Le marché du travail surmonte la crise

La pandémie de Covid-19 a causé également en Europe un taux de chômage élevé – il y a pourtant pénurie de main d’œuvre dans certains endroits

La production de papier dans le Brandebourg fonctionne à plein régime.
La production de papier dans le Brandebourg fonctionne à plein régime. picture alliance/dpa

Qu’est-ce qui incite les gens à quitter leur pays ? Outre la situation sur le marché de l’emploi, leur décision dépend des ­emplois proposés dans le pays cible. L’Allemagne est attrayante en raison de la bonne situation économique de ces ­dernières années : en 2019, 2,7 millions d’étrangers européens tra­vaillaient en Allemagne. L’Espagne et l’Italie étaient également de grands pays cibles.  On ne sait pas ­encore comment la pandémie du coronavirus impactera le marché de l’emploi ­européen.

Une biographie professionnelle avec des étapes dans plusieurs pays n’est plus rare dans l’Union européenne. En 2019, quelque 9,5 millions de citoyens de l’UE travaillaient dans un autre pays ­européen. Ce chiffre a augmenté de presque 60 % ces dix dernières années. Une success story car la liberté de voyager des salariés est l’une des quatre grandes libertés de l’Union ­européenne. Elle offre nombre de possibilités à ses citoyens : ils peuvent chercher un emploi dans un autre pays européen, n’ont pas besoin d’un permis de travailler et ont les mêmes droits que les salariés nationaux.

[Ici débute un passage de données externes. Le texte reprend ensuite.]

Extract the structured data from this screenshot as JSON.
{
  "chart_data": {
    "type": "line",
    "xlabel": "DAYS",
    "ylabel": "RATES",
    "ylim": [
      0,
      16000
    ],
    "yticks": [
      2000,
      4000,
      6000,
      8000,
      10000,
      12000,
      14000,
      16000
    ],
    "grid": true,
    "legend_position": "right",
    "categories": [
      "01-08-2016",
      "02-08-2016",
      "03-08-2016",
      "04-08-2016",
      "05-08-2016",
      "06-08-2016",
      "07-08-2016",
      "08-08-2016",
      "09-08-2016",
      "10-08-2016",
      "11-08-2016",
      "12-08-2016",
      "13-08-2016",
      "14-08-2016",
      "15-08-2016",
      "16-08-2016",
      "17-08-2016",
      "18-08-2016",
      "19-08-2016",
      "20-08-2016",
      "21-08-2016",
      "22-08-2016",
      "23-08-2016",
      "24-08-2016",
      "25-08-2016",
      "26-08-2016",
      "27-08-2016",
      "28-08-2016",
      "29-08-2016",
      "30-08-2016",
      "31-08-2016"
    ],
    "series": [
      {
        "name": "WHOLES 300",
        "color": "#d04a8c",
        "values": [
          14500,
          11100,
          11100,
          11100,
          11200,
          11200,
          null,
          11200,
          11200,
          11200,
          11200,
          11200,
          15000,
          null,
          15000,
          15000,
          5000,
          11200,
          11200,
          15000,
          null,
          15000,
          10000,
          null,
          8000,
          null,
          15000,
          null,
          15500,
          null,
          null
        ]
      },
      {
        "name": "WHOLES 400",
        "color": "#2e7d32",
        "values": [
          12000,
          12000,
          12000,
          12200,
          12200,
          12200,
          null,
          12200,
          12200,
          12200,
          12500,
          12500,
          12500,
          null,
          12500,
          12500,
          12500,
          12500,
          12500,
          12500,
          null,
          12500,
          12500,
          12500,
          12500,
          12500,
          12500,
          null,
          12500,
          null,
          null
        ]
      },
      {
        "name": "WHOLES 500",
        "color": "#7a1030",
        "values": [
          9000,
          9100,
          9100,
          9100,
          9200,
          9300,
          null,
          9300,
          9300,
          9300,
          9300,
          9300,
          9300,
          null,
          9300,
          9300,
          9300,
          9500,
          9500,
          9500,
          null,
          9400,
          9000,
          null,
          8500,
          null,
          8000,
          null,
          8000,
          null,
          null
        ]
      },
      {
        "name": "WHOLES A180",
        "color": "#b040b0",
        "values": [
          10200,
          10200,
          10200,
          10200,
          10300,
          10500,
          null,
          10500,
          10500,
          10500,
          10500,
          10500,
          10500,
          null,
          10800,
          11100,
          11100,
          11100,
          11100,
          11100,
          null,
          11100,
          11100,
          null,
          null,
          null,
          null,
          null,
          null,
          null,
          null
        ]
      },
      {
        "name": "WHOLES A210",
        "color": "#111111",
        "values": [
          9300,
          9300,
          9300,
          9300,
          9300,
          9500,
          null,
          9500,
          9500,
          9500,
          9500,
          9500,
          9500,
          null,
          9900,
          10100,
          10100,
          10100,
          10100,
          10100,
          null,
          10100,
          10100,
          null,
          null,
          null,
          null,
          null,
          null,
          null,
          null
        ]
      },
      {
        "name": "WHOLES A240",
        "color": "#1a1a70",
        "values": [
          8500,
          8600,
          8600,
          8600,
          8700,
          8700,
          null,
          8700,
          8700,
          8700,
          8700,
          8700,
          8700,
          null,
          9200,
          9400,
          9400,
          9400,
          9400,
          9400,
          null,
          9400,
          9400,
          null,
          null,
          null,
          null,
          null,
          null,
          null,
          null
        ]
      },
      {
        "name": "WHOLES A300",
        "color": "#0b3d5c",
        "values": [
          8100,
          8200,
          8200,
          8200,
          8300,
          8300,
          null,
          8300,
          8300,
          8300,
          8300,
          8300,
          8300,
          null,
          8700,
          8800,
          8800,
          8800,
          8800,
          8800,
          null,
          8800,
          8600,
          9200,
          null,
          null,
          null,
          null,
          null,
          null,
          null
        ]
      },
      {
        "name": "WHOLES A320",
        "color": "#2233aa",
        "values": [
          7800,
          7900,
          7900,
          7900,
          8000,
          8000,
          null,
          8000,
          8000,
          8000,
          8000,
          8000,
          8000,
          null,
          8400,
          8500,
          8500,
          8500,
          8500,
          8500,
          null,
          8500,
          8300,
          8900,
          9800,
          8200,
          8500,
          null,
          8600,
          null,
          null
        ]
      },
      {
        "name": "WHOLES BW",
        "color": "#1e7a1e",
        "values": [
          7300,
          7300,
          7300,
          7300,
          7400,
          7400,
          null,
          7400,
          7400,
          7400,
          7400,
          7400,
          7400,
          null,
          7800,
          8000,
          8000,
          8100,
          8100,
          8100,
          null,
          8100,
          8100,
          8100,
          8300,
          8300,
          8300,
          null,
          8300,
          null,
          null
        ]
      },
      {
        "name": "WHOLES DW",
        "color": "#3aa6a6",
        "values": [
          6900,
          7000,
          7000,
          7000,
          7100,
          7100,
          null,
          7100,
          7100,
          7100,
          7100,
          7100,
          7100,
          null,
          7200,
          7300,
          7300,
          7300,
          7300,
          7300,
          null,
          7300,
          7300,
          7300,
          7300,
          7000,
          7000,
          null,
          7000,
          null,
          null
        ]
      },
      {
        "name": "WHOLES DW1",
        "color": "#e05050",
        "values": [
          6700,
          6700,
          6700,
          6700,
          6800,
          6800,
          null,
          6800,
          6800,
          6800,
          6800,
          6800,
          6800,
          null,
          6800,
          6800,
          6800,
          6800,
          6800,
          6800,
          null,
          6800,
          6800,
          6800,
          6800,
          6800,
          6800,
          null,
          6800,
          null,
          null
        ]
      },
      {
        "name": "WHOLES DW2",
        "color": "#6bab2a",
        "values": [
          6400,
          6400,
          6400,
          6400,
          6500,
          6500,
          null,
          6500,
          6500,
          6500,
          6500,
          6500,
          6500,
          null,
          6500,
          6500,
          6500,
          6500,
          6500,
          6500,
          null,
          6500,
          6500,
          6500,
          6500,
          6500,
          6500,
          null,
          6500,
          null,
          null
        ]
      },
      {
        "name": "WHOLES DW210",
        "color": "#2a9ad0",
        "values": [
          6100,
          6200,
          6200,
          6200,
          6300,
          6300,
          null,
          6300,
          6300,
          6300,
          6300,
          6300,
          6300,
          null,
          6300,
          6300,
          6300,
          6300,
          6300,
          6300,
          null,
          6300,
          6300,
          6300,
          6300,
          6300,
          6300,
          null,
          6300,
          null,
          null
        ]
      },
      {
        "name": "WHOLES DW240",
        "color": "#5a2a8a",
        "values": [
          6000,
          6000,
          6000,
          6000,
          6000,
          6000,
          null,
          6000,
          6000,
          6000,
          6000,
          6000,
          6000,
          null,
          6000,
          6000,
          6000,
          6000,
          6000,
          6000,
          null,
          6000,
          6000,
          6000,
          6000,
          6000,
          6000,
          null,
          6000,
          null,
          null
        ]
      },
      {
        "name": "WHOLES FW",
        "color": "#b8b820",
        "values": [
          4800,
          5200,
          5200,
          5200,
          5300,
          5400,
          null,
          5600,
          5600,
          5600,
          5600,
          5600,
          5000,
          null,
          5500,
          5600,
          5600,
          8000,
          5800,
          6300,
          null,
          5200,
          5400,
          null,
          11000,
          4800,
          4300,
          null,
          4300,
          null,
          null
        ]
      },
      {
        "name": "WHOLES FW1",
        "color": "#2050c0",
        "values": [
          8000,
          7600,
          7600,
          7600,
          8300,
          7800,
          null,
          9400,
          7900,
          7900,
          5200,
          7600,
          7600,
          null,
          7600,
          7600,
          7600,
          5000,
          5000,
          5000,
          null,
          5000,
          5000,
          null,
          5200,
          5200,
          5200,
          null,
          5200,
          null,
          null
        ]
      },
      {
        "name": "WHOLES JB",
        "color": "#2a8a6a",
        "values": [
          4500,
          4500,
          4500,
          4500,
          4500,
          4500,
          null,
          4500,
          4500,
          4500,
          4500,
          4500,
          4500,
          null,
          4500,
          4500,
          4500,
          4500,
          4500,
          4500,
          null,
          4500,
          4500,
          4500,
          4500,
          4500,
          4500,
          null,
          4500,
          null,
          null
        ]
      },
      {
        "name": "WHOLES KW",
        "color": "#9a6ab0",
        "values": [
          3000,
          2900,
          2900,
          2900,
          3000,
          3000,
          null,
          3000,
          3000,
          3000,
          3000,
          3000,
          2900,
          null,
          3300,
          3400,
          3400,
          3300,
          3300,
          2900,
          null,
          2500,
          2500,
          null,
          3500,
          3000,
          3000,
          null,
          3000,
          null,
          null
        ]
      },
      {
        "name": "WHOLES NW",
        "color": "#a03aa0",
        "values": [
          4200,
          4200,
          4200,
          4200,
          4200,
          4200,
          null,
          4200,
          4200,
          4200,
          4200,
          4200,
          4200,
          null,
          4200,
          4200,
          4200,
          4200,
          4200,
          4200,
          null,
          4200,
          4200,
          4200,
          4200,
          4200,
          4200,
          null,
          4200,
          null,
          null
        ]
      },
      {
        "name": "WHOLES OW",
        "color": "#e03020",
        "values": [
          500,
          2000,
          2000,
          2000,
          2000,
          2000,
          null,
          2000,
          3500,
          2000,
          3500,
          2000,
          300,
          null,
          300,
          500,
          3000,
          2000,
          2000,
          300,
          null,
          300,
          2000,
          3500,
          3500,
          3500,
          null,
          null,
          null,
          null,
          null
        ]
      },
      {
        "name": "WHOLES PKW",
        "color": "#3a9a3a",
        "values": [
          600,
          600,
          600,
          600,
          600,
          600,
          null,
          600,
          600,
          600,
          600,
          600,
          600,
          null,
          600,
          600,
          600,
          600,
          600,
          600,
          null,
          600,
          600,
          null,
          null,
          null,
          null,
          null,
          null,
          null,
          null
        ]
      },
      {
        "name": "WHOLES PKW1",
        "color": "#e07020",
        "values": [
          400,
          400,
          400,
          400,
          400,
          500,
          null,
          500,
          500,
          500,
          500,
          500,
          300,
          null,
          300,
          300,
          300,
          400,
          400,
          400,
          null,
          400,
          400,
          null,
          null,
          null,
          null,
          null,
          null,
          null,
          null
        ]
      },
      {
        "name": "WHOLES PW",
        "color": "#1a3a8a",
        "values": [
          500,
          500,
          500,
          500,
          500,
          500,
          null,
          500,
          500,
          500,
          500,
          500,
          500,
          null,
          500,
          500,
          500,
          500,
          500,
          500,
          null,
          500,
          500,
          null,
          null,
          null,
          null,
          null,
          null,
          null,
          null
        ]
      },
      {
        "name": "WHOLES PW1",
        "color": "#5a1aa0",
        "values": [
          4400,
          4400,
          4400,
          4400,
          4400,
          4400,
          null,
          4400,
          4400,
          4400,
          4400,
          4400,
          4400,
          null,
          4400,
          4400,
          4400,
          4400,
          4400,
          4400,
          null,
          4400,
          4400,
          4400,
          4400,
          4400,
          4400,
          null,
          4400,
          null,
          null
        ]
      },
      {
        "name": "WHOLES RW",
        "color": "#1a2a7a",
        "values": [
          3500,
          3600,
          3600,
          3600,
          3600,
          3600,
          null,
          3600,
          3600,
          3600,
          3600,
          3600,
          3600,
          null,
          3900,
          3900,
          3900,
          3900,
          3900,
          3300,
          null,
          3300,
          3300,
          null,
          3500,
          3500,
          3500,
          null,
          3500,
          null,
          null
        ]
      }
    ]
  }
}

En mars 2020, le taux de chômage dans l’UE se situait à 6,6 %. La pandémie du coronavirus a provoqué une hausse de ce chiffre mais nombre de secteurs recherchent de la main d’œuvre, notamment la santé et les soins aux personnes. Sans migration venue de l’extérieur de l’UE, l’Europe vieillira et les mutations ­démographiques accentueront ce déficit. ­L’Allemagne aussi est en manque de personnel qualifié dans le secteur de la médecine, de l’ingénierie ou de l’informatique. Avec une nouvelle loi sur l’immigration de main d’œuvre qualifiée, entrée en vigueur en mars 2020, la République fédérale veut surtout attirer des spécialistes ­venant de pays non-européens. La crise du coronavirus a souligné combien l’Allemagne est également dépendante de personnel moins qualifié venu d’Europe de l’Est : les restrictions à l’entrée sur le territoire allemand ont provoqué une ­pénurie de saisonniers. Le problème n’a pu être résolu qu’avec une autorisation exceptionnelle, quelque 80 000 saisonniers ont pu venir en ­Allemagne pour les récoltes.

Les entreprises et les salariés qui n’ont travaillé qu’au ralenti en Allemagne pendant l’épidémie  du coronavirus, ont eu recours au chômage partiel. Ce modèle avait déjà bien fonctionné pendant la crise financière et monétaire en Europe. La Commission européenne veut instaurer un système similaire au niveau européen.